At what point in our development as cyber-people, or at least in my personal development (not that I believe for a second that nobody else does this...) did shit that happens online take on this reallife quality? I remember when I first started posting at my first message board, quite some time ago--it was fun precisely because it had nothing to do with my real life. It was something invented, like a story or (I can't believe I'm about to admit this) like playing an RPG. It was completely seperate from reality, and I could and did turn it off whenever I chose. I certainly didn't think I had personal relationships with any of the other posters, good or bad. Good ones amused me the same way characters I like on a TV show might, and bad ones irritated me like Raymond (yes, I hate Raymond--everybody may love Raymond, but I hate him. OK?). It was simpler.

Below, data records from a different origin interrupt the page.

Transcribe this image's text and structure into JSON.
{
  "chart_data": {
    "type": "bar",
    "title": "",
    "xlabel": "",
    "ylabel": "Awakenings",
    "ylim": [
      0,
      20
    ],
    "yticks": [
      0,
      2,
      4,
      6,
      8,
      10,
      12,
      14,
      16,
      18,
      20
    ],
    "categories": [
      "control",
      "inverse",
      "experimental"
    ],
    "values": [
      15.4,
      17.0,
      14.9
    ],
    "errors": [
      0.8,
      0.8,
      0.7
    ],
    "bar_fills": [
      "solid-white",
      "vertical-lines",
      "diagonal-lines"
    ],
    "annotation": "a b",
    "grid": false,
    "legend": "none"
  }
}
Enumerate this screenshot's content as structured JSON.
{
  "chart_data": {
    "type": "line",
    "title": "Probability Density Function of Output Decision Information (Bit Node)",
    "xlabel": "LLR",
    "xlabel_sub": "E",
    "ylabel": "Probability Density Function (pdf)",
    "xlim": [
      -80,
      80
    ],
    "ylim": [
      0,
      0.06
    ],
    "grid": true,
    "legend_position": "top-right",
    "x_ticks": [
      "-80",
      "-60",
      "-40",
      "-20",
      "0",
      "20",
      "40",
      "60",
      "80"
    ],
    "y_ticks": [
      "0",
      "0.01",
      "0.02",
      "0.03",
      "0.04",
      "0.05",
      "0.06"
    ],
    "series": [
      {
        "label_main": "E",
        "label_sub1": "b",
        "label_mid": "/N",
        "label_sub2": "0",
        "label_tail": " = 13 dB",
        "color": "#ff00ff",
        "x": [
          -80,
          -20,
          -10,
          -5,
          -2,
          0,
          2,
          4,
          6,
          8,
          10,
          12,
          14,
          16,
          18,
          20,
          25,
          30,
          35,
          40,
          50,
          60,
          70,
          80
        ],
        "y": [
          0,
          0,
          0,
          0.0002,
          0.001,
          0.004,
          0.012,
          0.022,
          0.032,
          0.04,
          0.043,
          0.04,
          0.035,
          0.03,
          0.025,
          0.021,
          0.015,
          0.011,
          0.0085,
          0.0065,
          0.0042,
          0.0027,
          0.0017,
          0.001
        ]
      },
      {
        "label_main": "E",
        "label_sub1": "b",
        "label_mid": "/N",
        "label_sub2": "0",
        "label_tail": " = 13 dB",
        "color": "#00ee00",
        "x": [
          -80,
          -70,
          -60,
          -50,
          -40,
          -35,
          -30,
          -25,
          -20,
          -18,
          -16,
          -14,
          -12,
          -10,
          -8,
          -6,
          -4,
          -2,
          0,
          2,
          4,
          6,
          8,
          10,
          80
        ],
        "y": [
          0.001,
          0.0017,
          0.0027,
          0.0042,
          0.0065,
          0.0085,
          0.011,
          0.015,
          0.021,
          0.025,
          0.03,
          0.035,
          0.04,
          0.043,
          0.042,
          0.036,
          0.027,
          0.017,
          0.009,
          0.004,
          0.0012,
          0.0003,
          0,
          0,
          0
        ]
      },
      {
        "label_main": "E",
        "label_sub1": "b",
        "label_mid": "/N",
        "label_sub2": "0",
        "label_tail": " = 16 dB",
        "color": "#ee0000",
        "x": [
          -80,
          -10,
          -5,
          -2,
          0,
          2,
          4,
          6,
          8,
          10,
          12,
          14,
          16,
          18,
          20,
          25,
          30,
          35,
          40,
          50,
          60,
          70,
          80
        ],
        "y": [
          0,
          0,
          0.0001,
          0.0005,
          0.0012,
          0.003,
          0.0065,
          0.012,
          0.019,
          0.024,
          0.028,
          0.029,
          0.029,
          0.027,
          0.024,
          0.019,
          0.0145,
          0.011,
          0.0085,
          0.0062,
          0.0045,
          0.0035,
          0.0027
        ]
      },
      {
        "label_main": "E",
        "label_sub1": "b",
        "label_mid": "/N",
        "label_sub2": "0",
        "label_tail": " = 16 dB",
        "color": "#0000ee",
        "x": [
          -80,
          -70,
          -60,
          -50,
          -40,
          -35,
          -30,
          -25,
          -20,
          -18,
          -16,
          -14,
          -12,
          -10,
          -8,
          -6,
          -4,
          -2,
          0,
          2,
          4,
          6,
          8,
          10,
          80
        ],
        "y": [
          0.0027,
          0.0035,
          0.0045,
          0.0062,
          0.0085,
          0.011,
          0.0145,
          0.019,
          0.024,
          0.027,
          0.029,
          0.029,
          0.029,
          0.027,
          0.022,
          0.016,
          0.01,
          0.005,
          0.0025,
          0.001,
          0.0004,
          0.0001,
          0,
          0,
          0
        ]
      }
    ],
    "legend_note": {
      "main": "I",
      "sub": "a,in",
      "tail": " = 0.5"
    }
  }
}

Now, however, there are people I know from online to whom I have real-world attachments. Amd I'm not just talking about speaking to them on the phone or sending them packages through the real-world slow-ass snail mail. I'm talking about people whose lives I care about, who I think about not as sympathetic characters, but as friends. Conversely, things that make me mad "online" or people like VLP who are obviously just shit-spewers affect me in a way they wouldn't have previously. They aren't something I'm watching--they are part of my life.

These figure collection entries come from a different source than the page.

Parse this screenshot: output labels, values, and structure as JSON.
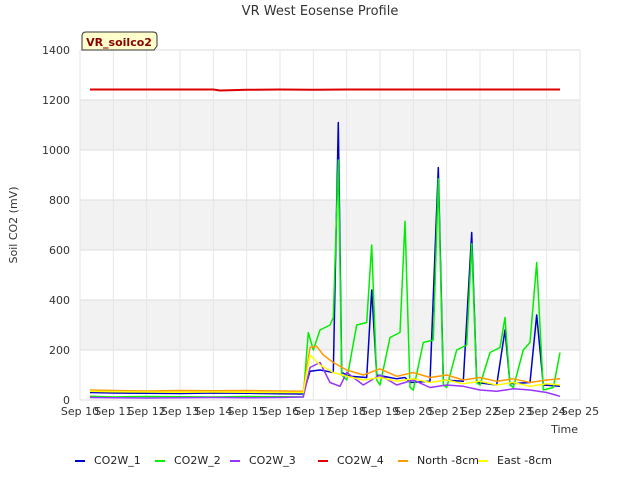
{
  "chart_data": {
    "type": "line",
    "title": "VR West Eosense Profile",
    "xlabel": "Time",
    "ylabel": "Soil CO2 (mV)",
    "ylim": [
      0,
      1400
    ],
    "yticks": [
      0,
      200,
      400,
      600,
      800,
      1000,
      1200,
      1400
    ],
    "xlim": [
      10,
      25
    ],
    "xtick_labels": [
      "Sep 10",
      "Sep 11",
      "Sep 12",
      "Sep 13",
      "Sep 14",
      "Sep 15",
      "Sep 16",
      "Sep 17",
      "Sep 18",
      "Sep 19",
      "Sep 20",
      "Sep 21",
      "Sep 22",
      "Sep 23",
      "Sep 24",
      "Sep 25"
    ],
    "badge": "VR_soilco2",
    "grid": true,
    "legend_position": "bottom",
    "series": [
      {
        "name": "CO2W_1",
        "color": "#0000cc",
        "x": [
          10.3,
          11,
          12,
          13,
          14,
          15,
          16,
          16.7,
          16.9,
          17.2,
          17.6,
          17.75,
          17.85,
          18.1,
          18.6,
          18.75,
          18.9,
          19.5,
          19.75,
          19.9,
          20.5,
          20.75,
          20.9,
          21.5,
          21.75,
          21.9,
          22.5,
          22.75,
          22.9,
          23.5,
          23.7,
          23.9,
          24.4
        ],
        "y": [
          30,
          28,
          27,
          26,
          28,
          27,
          25,
          24,
          115,
          120,
          110,
          1110,
          110,
          95,
          90,
          440,
          100,
          85,
          90,
          70,
          75,
          930,
          80,
          75,
          670,
          70,
          60,
          280,
          65,
          70,
          340,
          60,
          55
        ]
      },
      {
        "name": "CO2W_2",
        "color": "#00ee00",
        "x": [
          10.3,
          11,
          12,
          13,
          14,
          15,
          16,
          16.7,
          16.85,
          17.0,
          17.2,
          17.5,
          17.6,
          17.75,
          17.85,
          18.0,
          18.3,
          18.6,
          18.75,
          18.9,
          19.0,
          19.3,
          19.6,
          19.75,
          19.9,
          20.0,
          20.3,
          20.6,
          20.75,
          20.9,
          21.0,
          21.3,
          21.6,
          21.75,
          21.9,
          22.0,
          22.3,
          22.6,
          22.75,
          22.9,
          23.0,
          23.3,
          23.5,
          23.7,
          23.9,
          24.2,
          24.4
        ],
        "y": [
          15,
          12,
          14,
          13,
          12,
          14,
          13,
          12,
          270,
          200,
          280,
          300,
          330,
          960,
          100,
          80,
          300,
          310,
          620,
          80,
          60,
          250,
          270,
          715,
          50,
          40,
          230,
          240,
          885,
          60,
          50,
          200,
          220,
          625,
          70,
          60,
          190,
          210,
          330,
          60,
          50,
          200,
          230,
          550,
          40,
          50,
          190
        ]
      },
      {
        "name": "CO2W_3",
        "color": "#9933ff",
        "x": [
          10.3,
          11,
          12,
          13,
          14,
          15,
          16,
          16.7,
          16.9,
          17.2,
          17.5,
          17.8,
          18.0,
          18.5,
          19.0,
          19.5,
          20.0,
          20.5,
          21.0,
          21.5,
          22.0,
          22.5,
          23.0,
          23.5,
          24.0,
          24.4
        ],
        "y": [
          10,
          9,
          8,
          9,
          10,
          9,
          10,
          12,
          130,
          150,
          70,
          55,
          110,
          60,
          100,
          60,
          80,
          50,
          60,
          55,
          40,
          35,
          45,
          40,
          30,
          15
        ]
      },
      {
        "name": "CO2W_4",
        "color": "#dd0000",
        "x": [
          10.3,
          11,
          12,
          13,
          14,
          14.2,
          15,
          16,
          17,
          18,
          19,
          20,
          21,
          22,
          23,
          24,
          24.4
        ],
        "y": [
          1242,
          1242,
          1242,
          1242,
          1242,
          1238,
          1241,
          1242,
          1241,
          1242,
          1242,
          1242,
          1242,
          1242,
          1242,
          1242,
          1242
        ]
      },
      {
        "name": "North -8cm",
        "color": "#ff9900",
        "x": [
          10.3,
          11,
          12,
          13,
          14,
          15,
          16,
          16.7,
          16.9,
          17.1,
          17.3,
          17.6,
          18.0,
          18.5,
          19.0,
          19.5,
          20.0,
          20.5,
          21.0,
          21.5,
          22.0,
          22.5,
          23.0,
          23.5,
          24.0,
          24.4
        ],
        "y": [
          40,
          38,
          36,
          38,
          37,
          38,
          36,
          35,
          210,
          215,
          180,
          150,
          120,
          100,
          125,
          95,
          110,
          90,
          100,
          80,
          90,
          75,
          85,
          70,
          80,
          85
        ]
      },
      {
        "name": "East -8cm",
        "color": "#ffff00",
        "x": [
          10.3,
          11,
          12,
          13,
          14,
          15,
          16,
          16.7,
          16.9,
          17.2,
          17.6,
          18.0,
          18.5,
          19.0,
          19.5,
          20.0,
          20.5,
          21.0,
          21.5,
          22.0,
          22.5,
          23.0,
          23.5,
          24.0,
          24.4
        ],
        "y": [
          35,
          33,
          32,
          31,
          32,
          31,
          30,
          30,
          180,
          140,
          110,
          95,
          80,
          90,
          75,
          85,
          70,
          80,
          65,
          75,
          60,
          70,
          55,
          65,
          60
        ]
      }
    ]
  }
}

Ultimately I think this is a good thing. I was never 100% comfortable with the role-playing version, and I like the opportunity the Internet affords us to build relationships beyond geographic contraints. I think it helps with making friends of a greater variety of ages, backgrounds, etc. But I'd be lying if I said it didn't come with a price, and the price, for me, has recently been sleepless nights and more immediately been the feeling of futility one experiences when one realizes she is yelling at a goddamn electrical box (which she herself bought, paid for, and put together, so she ought to know it's limited capacity for yelling back).